Only a fraction of that number would actually come down, but Planning Commissioner Michael Yevoli offered the map in hopes of softening opposition to the bond from lawmakers who balked at supporting it last week because they said it did not provide enough detail on how the money would be spent.
City Treasurer Kathy Sheehan later backed that decision, and the Historic Albany Foundation, the city's most influential preservation group, went even further, likening the proposal to a "demolition slush fund."
That accusation enraged Yevoli, who fired back that Historic Albany's remarks were out of line and showed the group's true colors as a special-interest group acting "contrary to the needs of the city of Albany" while "really shortchanging its neighborhoods."
In total, about $1.4 million would be spent on building stabilization and demolition, mostly in Arbor Hill, West Hill and the South End with an emphasis on areas where the city believes razing buildings will improve the chances of future in investment.
"We've agreed that you need more information for a bonding of this magnitude," Yevoli acknowledged Wednesday night as council members caucused to discuss Monday evening's agenda.

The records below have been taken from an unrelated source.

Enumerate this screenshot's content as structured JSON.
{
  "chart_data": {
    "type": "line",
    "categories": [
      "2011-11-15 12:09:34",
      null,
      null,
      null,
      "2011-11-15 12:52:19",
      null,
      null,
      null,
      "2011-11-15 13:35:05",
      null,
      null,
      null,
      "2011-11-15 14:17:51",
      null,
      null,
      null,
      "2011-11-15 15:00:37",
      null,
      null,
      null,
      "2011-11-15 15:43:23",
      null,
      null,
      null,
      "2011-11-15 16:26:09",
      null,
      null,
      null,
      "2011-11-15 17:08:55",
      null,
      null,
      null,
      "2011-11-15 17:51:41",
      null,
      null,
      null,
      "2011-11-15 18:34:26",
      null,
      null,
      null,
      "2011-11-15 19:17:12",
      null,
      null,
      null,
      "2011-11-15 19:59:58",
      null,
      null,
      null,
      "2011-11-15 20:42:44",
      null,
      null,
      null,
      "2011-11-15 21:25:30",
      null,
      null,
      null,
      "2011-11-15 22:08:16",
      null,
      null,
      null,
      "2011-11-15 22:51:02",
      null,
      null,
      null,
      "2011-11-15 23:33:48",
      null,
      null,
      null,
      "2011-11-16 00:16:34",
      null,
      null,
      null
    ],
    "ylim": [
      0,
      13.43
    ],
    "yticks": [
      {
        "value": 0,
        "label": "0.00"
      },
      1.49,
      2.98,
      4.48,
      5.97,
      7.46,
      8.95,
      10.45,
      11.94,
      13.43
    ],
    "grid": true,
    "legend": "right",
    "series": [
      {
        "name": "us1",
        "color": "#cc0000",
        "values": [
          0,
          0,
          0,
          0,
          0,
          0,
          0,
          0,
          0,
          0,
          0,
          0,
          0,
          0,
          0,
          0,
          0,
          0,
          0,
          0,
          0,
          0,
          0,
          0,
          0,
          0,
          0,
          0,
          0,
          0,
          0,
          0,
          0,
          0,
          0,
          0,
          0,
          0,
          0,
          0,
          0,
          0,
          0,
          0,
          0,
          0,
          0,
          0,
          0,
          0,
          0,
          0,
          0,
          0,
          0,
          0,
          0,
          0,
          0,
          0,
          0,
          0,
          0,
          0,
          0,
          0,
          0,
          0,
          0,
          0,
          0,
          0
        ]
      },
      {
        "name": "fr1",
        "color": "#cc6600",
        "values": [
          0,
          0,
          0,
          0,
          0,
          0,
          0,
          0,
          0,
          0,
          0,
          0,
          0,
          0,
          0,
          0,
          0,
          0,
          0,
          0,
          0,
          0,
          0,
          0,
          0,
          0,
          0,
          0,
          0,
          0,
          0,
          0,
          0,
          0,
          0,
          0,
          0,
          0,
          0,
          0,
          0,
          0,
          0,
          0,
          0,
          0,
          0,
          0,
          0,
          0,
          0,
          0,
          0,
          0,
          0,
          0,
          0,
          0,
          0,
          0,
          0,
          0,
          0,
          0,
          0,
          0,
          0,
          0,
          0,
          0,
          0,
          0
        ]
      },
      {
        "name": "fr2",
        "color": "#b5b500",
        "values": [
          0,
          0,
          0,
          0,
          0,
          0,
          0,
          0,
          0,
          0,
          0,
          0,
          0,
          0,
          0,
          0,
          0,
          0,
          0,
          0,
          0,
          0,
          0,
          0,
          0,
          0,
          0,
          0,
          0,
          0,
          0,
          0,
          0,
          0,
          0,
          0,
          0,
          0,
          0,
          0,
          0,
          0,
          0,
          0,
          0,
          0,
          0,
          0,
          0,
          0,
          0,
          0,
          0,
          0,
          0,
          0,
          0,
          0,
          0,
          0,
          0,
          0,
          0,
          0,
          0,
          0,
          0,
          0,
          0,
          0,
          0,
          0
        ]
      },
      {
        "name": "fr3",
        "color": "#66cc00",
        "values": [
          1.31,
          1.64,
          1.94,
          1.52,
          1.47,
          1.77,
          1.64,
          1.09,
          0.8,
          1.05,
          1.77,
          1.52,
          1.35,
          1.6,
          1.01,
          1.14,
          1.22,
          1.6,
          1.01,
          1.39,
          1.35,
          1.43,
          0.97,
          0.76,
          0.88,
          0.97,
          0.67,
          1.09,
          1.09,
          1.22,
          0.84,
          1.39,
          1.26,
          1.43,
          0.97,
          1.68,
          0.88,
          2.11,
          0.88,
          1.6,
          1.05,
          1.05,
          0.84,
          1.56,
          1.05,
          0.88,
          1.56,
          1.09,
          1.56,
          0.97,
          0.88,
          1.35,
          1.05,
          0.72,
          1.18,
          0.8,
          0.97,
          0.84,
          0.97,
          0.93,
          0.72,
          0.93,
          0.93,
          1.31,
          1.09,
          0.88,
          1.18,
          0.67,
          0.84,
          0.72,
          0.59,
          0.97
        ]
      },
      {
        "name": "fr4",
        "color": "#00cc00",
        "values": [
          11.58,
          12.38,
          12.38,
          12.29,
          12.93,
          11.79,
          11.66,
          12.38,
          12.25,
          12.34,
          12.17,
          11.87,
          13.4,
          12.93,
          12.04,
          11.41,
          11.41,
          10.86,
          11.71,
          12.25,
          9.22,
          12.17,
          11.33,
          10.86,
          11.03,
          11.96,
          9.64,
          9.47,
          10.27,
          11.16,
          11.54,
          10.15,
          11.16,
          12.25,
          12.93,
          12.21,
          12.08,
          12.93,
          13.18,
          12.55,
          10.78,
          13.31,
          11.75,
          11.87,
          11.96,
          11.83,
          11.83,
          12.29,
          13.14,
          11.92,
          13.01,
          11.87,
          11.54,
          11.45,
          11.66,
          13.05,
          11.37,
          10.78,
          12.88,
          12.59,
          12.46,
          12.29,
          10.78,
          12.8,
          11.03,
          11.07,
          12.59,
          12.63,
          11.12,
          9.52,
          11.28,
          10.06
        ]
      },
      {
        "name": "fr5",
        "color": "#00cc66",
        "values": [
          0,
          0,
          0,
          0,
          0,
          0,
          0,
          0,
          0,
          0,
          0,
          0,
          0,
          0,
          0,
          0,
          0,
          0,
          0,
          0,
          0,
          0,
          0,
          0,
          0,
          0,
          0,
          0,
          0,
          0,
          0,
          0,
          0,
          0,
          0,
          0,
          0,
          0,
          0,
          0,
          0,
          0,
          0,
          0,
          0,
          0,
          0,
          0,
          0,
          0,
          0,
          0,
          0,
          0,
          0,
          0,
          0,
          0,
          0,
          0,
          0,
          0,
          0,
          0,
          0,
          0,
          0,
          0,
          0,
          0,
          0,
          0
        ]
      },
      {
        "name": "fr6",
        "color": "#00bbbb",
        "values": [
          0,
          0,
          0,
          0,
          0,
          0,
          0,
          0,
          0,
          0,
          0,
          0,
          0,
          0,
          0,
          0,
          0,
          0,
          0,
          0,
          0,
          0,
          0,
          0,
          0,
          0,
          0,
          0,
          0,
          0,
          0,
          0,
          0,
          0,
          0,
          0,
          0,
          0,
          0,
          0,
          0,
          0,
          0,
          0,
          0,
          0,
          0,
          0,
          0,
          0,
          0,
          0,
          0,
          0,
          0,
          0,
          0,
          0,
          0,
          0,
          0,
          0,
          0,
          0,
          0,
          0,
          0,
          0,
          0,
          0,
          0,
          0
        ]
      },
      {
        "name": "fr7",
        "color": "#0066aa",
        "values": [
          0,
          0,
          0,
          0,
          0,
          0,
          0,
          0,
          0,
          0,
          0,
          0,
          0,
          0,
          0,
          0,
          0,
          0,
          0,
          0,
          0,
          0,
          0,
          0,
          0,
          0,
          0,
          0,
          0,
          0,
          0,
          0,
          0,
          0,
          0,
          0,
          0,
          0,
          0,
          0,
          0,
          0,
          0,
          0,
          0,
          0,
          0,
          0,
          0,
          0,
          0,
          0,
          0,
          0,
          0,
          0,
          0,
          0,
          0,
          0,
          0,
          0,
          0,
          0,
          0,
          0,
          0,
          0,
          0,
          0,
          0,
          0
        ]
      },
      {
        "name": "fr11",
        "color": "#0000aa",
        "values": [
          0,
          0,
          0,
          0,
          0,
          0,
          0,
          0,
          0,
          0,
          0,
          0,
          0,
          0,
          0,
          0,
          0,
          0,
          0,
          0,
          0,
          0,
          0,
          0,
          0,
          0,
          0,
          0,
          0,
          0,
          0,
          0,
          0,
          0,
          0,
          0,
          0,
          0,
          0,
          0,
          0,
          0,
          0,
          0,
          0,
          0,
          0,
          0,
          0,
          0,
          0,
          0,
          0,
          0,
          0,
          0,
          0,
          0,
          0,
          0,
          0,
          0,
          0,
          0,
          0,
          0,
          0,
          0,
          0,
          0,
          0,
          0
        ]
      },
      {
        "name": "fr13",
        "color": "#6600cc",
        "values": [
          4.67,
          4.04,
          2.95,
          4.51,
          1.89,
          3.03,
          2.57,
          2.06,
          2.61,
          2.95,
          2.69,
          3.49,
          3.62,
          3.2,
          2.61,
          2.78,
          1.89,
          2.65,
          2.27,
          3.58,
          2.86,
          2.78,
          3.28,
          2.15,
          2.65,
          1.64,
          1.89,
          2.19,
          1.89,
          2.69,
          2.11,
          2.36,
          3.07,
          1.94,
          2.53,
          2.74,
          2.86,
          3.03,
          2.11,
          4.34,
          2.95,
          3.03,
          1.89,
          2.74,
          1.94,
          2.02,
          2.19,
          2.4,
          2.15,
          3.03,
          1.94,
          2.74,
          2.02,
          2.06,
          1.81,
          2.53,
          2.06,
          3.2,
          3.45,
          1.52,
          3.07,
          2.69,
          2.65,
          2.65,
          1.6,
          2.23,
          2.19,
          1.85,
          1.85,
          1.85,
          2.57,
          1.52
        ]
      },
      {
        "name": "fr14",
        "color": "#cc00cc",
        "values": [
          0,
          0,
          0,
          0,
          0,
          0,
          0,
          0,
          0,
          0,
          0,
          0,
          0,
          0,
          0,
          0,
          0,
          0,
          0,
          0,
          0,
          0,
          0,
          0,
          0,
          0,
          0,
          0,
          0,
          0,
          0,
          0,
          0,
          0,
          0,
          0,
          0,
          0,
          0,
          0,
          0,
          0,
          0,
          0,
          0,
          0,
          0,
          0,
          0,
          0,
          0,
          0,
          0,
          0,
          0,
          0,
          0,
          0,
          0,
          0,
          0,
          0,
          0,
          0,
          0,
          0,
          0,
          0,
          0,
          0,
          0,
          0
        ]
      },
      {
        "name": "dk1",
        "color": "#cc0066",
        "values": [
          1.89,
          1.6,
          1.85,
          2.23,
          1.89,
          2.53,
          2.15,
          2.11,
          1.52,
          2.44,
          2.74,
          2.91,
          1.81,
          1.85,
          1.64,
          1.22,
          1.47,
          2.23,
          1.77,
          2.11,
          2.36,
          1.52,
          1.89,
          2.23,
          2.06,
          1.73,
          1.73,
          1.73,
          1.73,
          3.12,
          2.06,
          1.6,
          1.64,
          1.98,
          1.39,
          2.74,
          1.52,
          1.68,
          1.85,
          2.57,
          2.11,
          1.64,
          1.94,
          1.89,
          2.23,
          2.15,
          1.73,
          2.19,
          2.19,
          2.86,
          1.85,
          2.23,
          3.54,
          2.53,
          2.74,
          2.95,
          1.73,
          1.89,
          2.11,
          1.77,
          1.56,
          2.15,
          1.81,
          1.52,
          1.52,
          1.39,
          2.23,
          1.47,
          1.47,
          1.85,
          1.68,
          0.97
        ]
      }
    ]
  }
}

But he added that his office could not provide lawmakers with an exact list, as at least one had demanded, because some of those buildings have yet to be fully evaluated and others may remain in the hands of private property owners eager to hike up the price if they knew of the city were interested.
"I don't want to give anybody any tip-offs that we're going to do this," he said.
Some properties could be acquired through a separate strategic acquisition fund overseen by the city's neighborhood revitalization arm, the Albany Community Development agency, and then either demolished or stabilized using the bond's proceeds, Yevoli said.
Still other vacant buildings on private property could be identified as public safety hazards and demolished on an emergency basis.
It was unclear whether Yevoli had succeeded in winning support. Bonding ordinances require a super-majority of 10 votes to pass and have become friction points between the council and Jennings' administration in recent years.
Councilman Dominick Calsolaro, the plan's most vocal critic on the council, said he did not yet know whether he would vote for it.
Susan Holland, Historic Albany's executive director, said she saw little improvement in the plan despite Yevoli's pledge to closely track and report how the money is spent as well as how much is recouped through insurance and other avenues.
Holland pointed to the city's demolition of seven buildings this weekend after a fire tore through Sheridan Hollow as evidence of the group's concerns that the city will act unilaterally with no real oversight. Two of the razed buildings were not damaged by the fire.
"I don't see the public input," Holland said. "All of those buildings did not need to come down."
But Councilman Ron Bailey, who represents parts of Arbor Hill and West Hill, said residents of those neighborhoods most afflicted with blighted blocks are eager to see action.
"In my area, people are asking, 'What can we do about these abandoned buildings?'" he said.